Effects of Blockage of Peripheral Choline, Serotonin, and Dopamine Receptors on Heart Rhythm Variability in Rats under Conditions of Stimulation of Neurotransmitter Systems.

Abstract

Stimulation of the serotoninergic system (5-hydroxytryptophan, 50 mg/kg; fluoxetine, 3 mg/kg) induced a significant increase in HR and a reduction in the amplitude of all waves of the heart rhythm variability. Stimulation of the dopaminergic system (L-DOPA and amantadine, 20 mg/kg each) resulted in a moderate increase in HR and amplitudes of low-frequency (LF) and very-low-frequency (VLF) waves of the heart rhythm variability. Successive blockade of nicotinic (hexamethonium, 7 mg/kg) and muscarinic cholinergic receptors (atropine, 1 mg/kg) leads to a significant decrease in the variability of cardiointervals (almost to complete levelling) both under control conditions and after stimulation of the neurotransmitter systems.

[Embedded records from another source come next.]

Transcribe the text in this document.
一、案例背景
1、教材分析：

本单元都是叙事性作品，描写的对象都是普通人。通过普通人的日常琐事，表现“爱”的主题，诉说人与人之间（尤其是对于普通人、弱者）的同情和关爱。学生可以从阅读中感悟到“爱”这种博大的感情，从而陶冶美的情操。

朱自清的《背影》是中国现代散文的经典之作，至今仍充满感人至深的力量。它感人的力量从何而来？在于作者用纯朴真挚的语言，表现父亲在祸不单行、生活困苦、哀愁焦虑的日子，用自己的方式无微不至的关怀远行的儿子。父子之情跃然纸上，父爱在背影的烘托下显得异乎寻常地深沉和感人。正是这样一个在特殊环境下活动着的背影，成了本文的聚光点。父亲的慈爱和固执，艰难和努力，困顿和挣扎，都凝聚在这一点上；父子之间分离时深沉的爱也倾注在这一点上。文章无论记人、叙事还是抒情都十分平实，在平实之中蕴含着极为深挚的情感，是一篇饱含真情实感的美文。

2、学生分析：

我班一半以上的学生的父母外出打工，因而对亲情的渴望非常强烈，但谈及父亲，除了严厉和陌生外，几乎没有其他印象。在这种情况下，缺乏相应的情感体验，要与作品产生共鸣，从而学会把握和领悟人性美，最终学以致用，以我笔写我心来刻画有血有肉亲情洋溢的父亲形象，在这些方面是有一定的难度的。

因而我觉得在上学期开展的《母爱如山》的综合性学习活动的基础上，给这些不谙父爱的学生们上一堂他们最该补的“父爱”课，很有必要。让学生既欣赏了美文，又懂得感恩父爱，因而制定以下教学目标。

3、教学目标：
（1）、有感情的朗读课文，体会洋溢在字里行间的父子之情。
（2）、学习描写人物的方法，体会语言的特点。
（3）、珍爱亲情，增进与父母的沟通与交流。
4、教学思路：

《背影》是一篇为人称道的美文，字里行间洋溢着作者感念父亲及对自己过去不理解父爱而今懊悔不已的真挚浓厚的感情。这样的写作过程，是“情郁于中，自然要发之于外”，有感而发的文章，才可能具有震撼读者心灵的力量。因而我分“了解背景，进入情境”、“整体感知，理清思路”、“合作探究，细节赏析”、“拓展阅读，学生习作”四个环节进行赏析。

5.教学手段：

Serotonin receptor blockade (promethazine, 2 mg/kg) did not affect HR, but reduced the amplitude of LF- and VLF-waves. Under conditions of serotoninergic system stimulation, the blockade of serotonin receptors was followed by a significant HR acceleration without changes in heart rhythm variability; blockade of dopamine receptors (sulpiride, 1 mg/kg) induced HR acceleration and increase in the amplitude of LF- and VLF-waves; blockade of dopamine receptors under conditions of dopamine system stimulation was followed by a significant increase in HR and a decrease in the amplitude of all waves of the heart rhythm variability. It can be hypothesized that serotonin- and dopaminergic systems affect the heart rhythm via cardiomyocyte receptors and via modulation of activity of the adrenergic and cholinergic systems. The effects of serotonin- and dopaminergic systems can be considered as synergic in the CNS, and antagonistic at the periphery.